Naspers-backed cryptocurrency exchange Luno expects institutions to start dipping their toes into the digital money market in 2019, despite a blistering sell-off of bitcoin and other flagship coins over the past 13 months.
According to data from Luno’s South African exchange, the price of bitcoin slumped from a high of R264,825 in December 2017 to R52,582 on Wednesday.
The global sell-off was sparked by panic selling, tighter regulations and several high-profile hacks, which caused trading volumes to slow significantly through 2018, though volatility has remained high.
South African banks have taken a cautious approach to the fledgling cryptocurrency market, but have also been considering their options, including the establishment of dedicated trading desks.
“Early adopters are institutions like Fidelity and Bakkt – that will get the momentum started,” said Marius Reitz, Luno’s country manager for SA.
US-based financial services group Fidelity said in October 2018 it would launch a new company to handle custodial and trading services for cryptocurrencies.

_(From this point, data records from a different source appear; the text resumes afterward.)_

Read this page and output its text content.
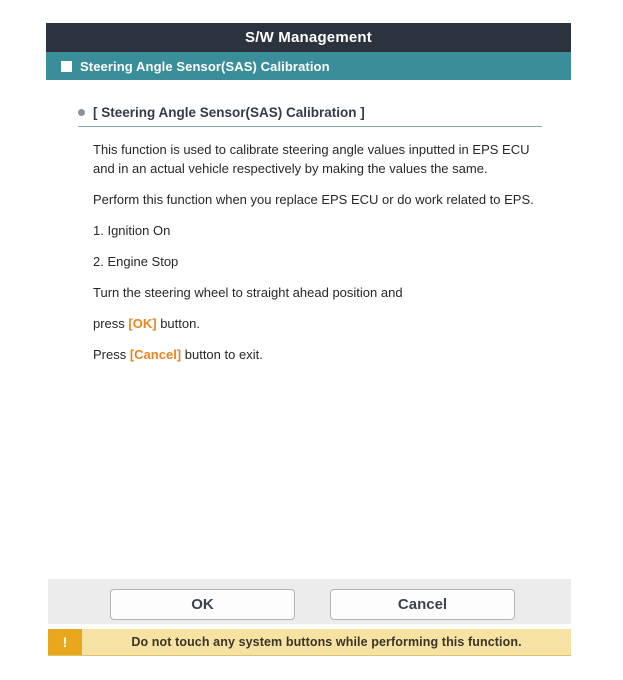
S/W Management
Steering Angle Sensor(SAS) Calibration
[ Steering Angle Sensor(SAS) Calibration ]
This function is used to calibrate steering angle values inputted in EPS ECU
and in an actual vehicle respectively by making the values the same.
Perform this function when you replace EPS ECU or do work related to EPS.
1. Ignition On
2. Engine Stop
Turn the steering wheel to straight ahead position and
press [OK] button.
Press [Cancel] button to exit.
OK	Cancel
!	Do not touch any system buttons while performing this function.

Bakkt, meanwhile, is a start-up bitcoin futures exchange backed by Naspers and Microsoft’s venture capital arm, among other early-stage investors.
Bakkt, which says it aims to drive institutional access to digital assets, raised $182.5m (R2.5bn) in late 2018.

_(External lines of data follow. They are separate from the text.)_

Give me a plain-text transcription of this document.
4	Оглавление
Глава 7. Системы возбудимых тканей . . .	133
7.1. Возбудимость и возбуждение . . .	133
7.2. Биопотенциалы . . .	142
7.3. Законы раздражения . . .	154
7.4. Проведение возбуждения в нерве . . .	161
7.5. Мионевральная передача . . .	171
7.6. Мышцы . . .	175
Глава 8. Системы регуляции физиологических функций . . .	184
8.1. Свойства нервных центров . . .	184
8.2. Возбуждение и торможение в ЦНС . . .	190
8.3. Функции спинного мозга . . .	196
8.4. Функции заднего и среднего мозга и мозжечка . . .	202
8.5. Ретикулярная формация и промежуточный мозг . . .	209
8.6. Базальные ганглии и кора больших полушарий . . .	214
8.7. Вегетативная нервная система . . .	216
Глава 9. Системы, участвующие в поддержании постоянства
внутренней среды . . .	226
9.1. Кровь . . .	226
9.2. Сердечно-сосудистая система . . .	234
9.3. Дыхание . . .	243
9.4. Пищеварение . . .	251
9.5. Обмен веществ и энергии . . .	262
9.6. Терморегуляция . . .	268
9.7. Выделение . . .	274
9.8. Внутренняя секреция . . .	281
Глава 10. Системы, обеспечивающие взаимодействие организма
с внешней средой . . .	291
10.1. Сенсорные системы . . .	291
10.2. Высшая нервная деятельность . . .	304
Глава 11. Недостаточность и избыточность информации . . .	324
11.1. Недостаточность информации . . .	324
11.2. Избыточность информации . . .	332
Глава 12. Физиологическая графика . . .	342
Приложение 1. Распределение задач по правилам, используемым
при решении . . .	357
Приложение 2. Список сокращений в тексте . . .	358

“We also predict that smaller fintech and other tech companies will enter the space via partnerships with existing cryptocurrency companies like Luno,” Reitz said.
“As one of the early market leaders in the business-to-business cryptocurrency space, we have launched our ‘Luno for business’ team to help connect all of these businesses and their customers to cryptocurrency.”
Luno said in a statement on Wednesday that regulators around the world were “providing clarity” for cryptocurrency companies and this would help increase trust, weed out “bad apples”, and ultimately “form the foundation for large-scale institutional money to move into the crypto ecosystem”.
The SA Reserve Bank announced plans last week to regulate cryptocurrencies. At the same time, it said it did not consider crypto assets to be legal tender.
Luno said it was working with the Reserve Bank and other central banks “to drive regulation”.
Meanwhile, the exchange said it expected “the mass abandoning” of initial coin offerings — alternative means of raising capital — and projects based on blockchain technology, which underpins digital money, throughout 2019.
Attention and money would shift back to decentralised cryptocurrencies, it said.
Reitz also said he expected “a major transition in the way the world thinks about and uses money in the next five to 10 years”.
“Cryptocurrency will be the same or better than the existing financial system —a good store of value, allowing for faster and cheaper transactions, bringing down the cost of remittances and be global, while being open and completely secure,” he said.